Bloomberg: Secret Campaign Money Will Lead to Political Scandal, Group Says

Written by admin on September 28th, 2011

Executives from major corporations to unions expect that the unfettered flow of cash into elections will eventually lead to scandal.  They’re right.


Undisclosed campaign money that began pouring into political groups during last year’s congressional elections will, without reform, only grow and lead to scandal, a group of business leaders and university professors said yesterday.
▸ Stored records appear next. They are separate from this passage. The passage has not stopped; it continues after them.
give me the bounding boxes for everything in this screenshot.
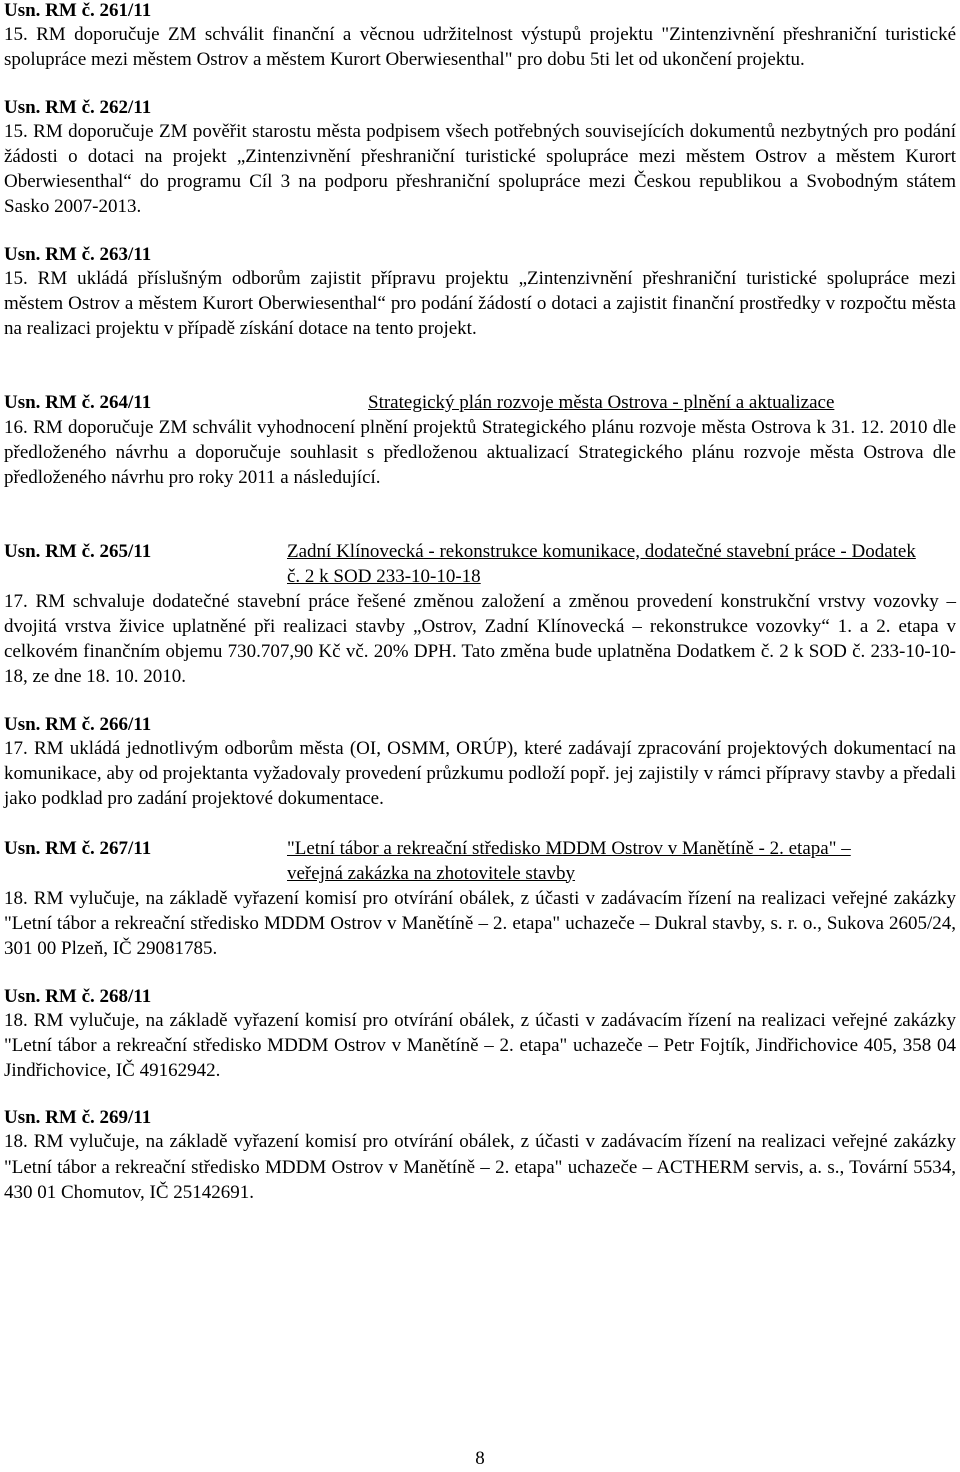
spacer xyxy=(4,220,956,244)
resolution-text: 16. RM doporučuje ZM schválit vyhodnocení plnění projektů Strategického plánu rozvoje města Ostrova k 31. 12. 2010 dle předloženého návrhu a doporučuje souhlasit s předloženou aktualizací Strategického plánu rozvoje města Ostrova dle předloženého návrhu pro roky 2011 a následující. xyxy=(4,416,956,489)
resolution-267 xyxy=(4,836,956,962)
page-number: 8 xyxy=(475,1448,485,1469)
resolution-number: Usn. RM č. 267/11 xyxy=(4,837,152,859)
resolution-text: 18. RM vylučuje, na základě vyřazení komisí pro otvírání obálek, z účasti v zadávacím řízení na realizaci veřejné zakázky "Letní tábor a rekreační středisko MDDM Ostrov v Manětíně – 2. etapa" uchazeče – Petr Fojtík, Jindřichovice 405, 358 04 Jindřichovice, IČ 49162942. xyxy=(4,1009,956,1082)
resolution-268 xyxy=(4,986,956,1084)
resolution-text: 15. RM doporučuje ZM schválit finanční a věcnou udržitelnost výstupů projektu "Zintenzivnění přeshraniční turistické spolupráce mezi městem Ostrov a městem Kurort Oberwiesenthal" pro dobu 5ti let od ukončení projektu. xyxy=(4,24,956,71)
resolution-number: Usn. RM č. 261/11 xyxy=(4,0,152,21)
resolution-number: Usn. RM č. 264/11 xyxy=(4,391,152,413)
spacer xyxy=(4,1083,956,1107)
resolution-text: 18. RM vylučuje, na základě vyřazení komisí pro otvírání obálek, z účasti v zadávacím řízení na realizaci veřejné zakázky "Letní tábor a rekreační středisko MDDM Ostrov v Manětíně – 2. etapa" uchazeče – Dukral stavby, s. r. o., Sukova 2605/24, 301 00 Plzeň, IČ 29081785. xyxy=(4,887,956,960)
resolution-266 xyxy=(4,714,956,812)
resolution-261 xyxy=(4,0,956,73)
resolution-header xyxy=(4,390,956,415)
resolution-264 xyxy=(4,390,956,491)
resolution-subject: Strategický plán rozvoje města Ostrova - plnění a aktualizace xyxy=(368,391,835,413)
spacer xyxy=(4,491,956,539)
resolution-number: Usn. RM č. 266/11 xyxy=(4,713,152,735)
resolution-text: 18. RM vylučuje, na základě vyřazení komisí pro otvírání obálek, z účasti v zadávacím řízení na realizaci veřejné zakázky "Letní tábor a rekreační středisko MDDM Ostrov v Manětíně – 2. etapa" uchazeče – ACTHERM servis, a. s., Tovární 5534, 430 01 Chomutov, IČ 25142691. xyxy=(4,1131,956,1204)
resolution-text: 17. RM schvaluje dodatečné stavební práce řešené změnou založení a změnou provedení konstrukční vrstvy vozovky – dvojitá vrstva živice uplatněné při realizaci stavby „Ostrov, Zadní Klínovecká – rekonstrukce vozovky“ 1. a 2. etapa v celkovém finančním objemu 730.707,90 Kč vč. 20% DPH. Tato změna bude uplatněna Dodatkem č. 2 k SOD č. 233-10-10-18, ze dne 18. 10. 2010. xyxy=(4,590,956,688)
resolution-text: 17. RM ukládá jednotlivým odborům města (OI, OSMM, ORÚP), které zadávají zpracování projektových dokumentací na komunikace, aby od projektanta vyžadovaly provedení průzkumu podloží popř. jej zajistily v rámci přípravy stavby a předali jako podklad pro zadání projektové dokumentace. xyxy=(4,737,956,810)
spacer xyxy=(4,962,956,986)
resolution-262 xyxy=(4,97,956,220)
resolution-number: Usn. RM č. 268/11 xyxy=(4,985,152,1007)
resolution-269 xyxy=(4,1107,956,1205)
resolution-number: Usn. RM č. 265/11 xyxy=(4,540,152,562)
resolution-header xyxy=(4,836,956,886)
spacer xyxy=(4,342,956,390)
resolution-number: Usn. RM č. 263/11 xyxy=(4,243,152,265)
resolution-265 xyxy=(4,539,956,690)
resolutions-list xyxy=(4,0,956,1205)
resolution-263 xyxy=(4,244,956,342)
resolution-subject: "Letní tábor a rekreační středisko MDDM Ostrov v Manětíně - 2. etapa" – veřejná zakázka na zhotovitele stavby xyxy=(287,837,851,884)
spacer xyxy=(4,690,956,714)
resolution-header xyxy=(4,539,956,589)
spacer xyxy=(4,73,956,97)
resolution-number: Usn. RM č. 269/11 xyxy=(4,1107,152,1129)
resolution-number: Usn. RM č. 262/11 xyxy=(4,96,152,118)
resolution-text: 15. RM ukládá příslušným odborům zajistit přípravu projektu „Zintenzivnění přeshraniční turistické spolupráce mezi městem Ostrov a městem Kurort Oberwiesenthal“ pro podání žádostí o dotaci a zajistit finanční prostředky v rozpočtu města na realizaci projektu v případě získání dotace na tento projekt. xyxy=(4,267,956,340)
resolution-subject: Zadní Klínovecká - rekonstrukce komunikace, dodatečné stavební práce - Dodatek č. 2 k SOD 233-10-10-18 xyxy=(287,540,916,587)
resolution-text: 15. RM doporučuje ZM pověřit starostu města podpisem všech potřebných souvisejících dokumentů nezbytných pro podání žádosti o dotaci na projekt „Zintenzivnění přeshraniční turistické spolupráce mezi městem Ostrov a městem Kurort Oberwiesenthal“ do programu Cíl 3 na podporu přeshraniční spolupráce mezi Českou republikou a Svobodným státem Sasko 2007-2013. xyxy=(4,120,956,218)
spacer xyxy=(4,812,956,836)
An estimated $500 million was spent to influence congressional elections in 2010 by non-profit groups, trade associations, labor unions and corporations with no trace of where the money came from or how it was used, according to the report by the Committee for Economic Development.
This lack of transparency poses a grave threat to our democracy,” concluded the report, which was signed by 32 business leaders and university professors, including representatives from Citigroup Inc., Avaya Inc. and Prudential Financial Inc.
The group says the Federal Election Commission watered down disclosure rules against the advice of the U.S. Supreme Court, opening new routes for secret money to get into elections. It is calling on Congress to pass legislation to require disclosure of all money spent to influence elections and discouraging its members from giving to such groups.
“The system we have now takes good men and women who are elected and corrupts them,” said Edward Kangas, the former chairman and chief executive officer of Deloitte Touche Tohmatsu, at a panel discussion yesterday about the committee’s reform proposal.
Executives from pharmaceutical companies Merck & Co. and Pfizer Inc., and from American Electric Power Co., also spoke at the event in support of more disclosure.
Citizens United
The Supreme Court, in a 2010 case known as Citizens United, allowed corporations and unions for the first time to spend unlimited money on ads advocating the election or defeat of a candidate.
In the decision, the high court expressed confidence that interested voters could easily discern the identities of those paying for campaign ads.
“With the advent of the Internet, prompt disclosure of expenditures can provide shareholders and citizens with the information needed to hold corporations and elected officials accountable for their positions and supporters,” Justice Anthony Kennedy wrote for the 5-4 majority.
Disclosure Requirements
The FEC, however, loosened requirements for disclosure of donors, making groups report the names of contributors only if they are paying for a particular ad, the group said.
The FEC, the agency responsible for implementing campaign finance law, has eviscerated the disclosure regulations applied to campaign advertising,” the report said. “Instead of promoting transparency, the agency has added a new element of secrecy in campaign finance.”
The risks to companies of publicly supporting a political candidate became clear immediately after Citizens United when Target Corp. made a $150,000 donation to MN Forward, a business advocacy group which in turn ran ads supporting a gubernatorial candidate who opposed gay marriage. Gay rights groups boycotted the company and Target CEO Gregg Steinhafel apologized.

That incident showed that “there’s a big risk for companies to go out and be so public politically,” said Barbara Bonfiglio, senior corporate counsel at Pfizer. “It’s just not a place that too many companies are going to be comfortable playing in.”
However, they may be comfortable if their donations aren’t made public, said Fred Wertheimer, president of Democracy 21, a Washington-based group that advocates for limits to money in campaigns.

Electioneering Communications
In the 2010 election cycle, 308 non-party groups reported spending money to influence voters, and only 166 of those reported where the money came from. The U.S. Chamber of Commerce, which reported $31 million in “electioneering communications” spending to the FEC, won’t name any of the companies or individuals who gave it the money.
Independent groups are already raising money for the 2012 elections, with their sights set even higher.
American Crossroads and Crossroads Grassroots Policy Strategies — created with support from Karl Rove and Ed Gillespie, former aides to President George W. Bush — set an initial goal to raise $120 million for 2012 and then doubled that target earlier this month.
They gathered $71 million in 2010, according to spokesman Jonathan Collegio. Crossroads GPS keeps its donor list secret.
Priorities USA and Priorities USA Action, two groups founded by Bill Burton and Sean Sweeney, former aides to President Barack Obama, are trying to raise $100 million to help keep the president in the White House.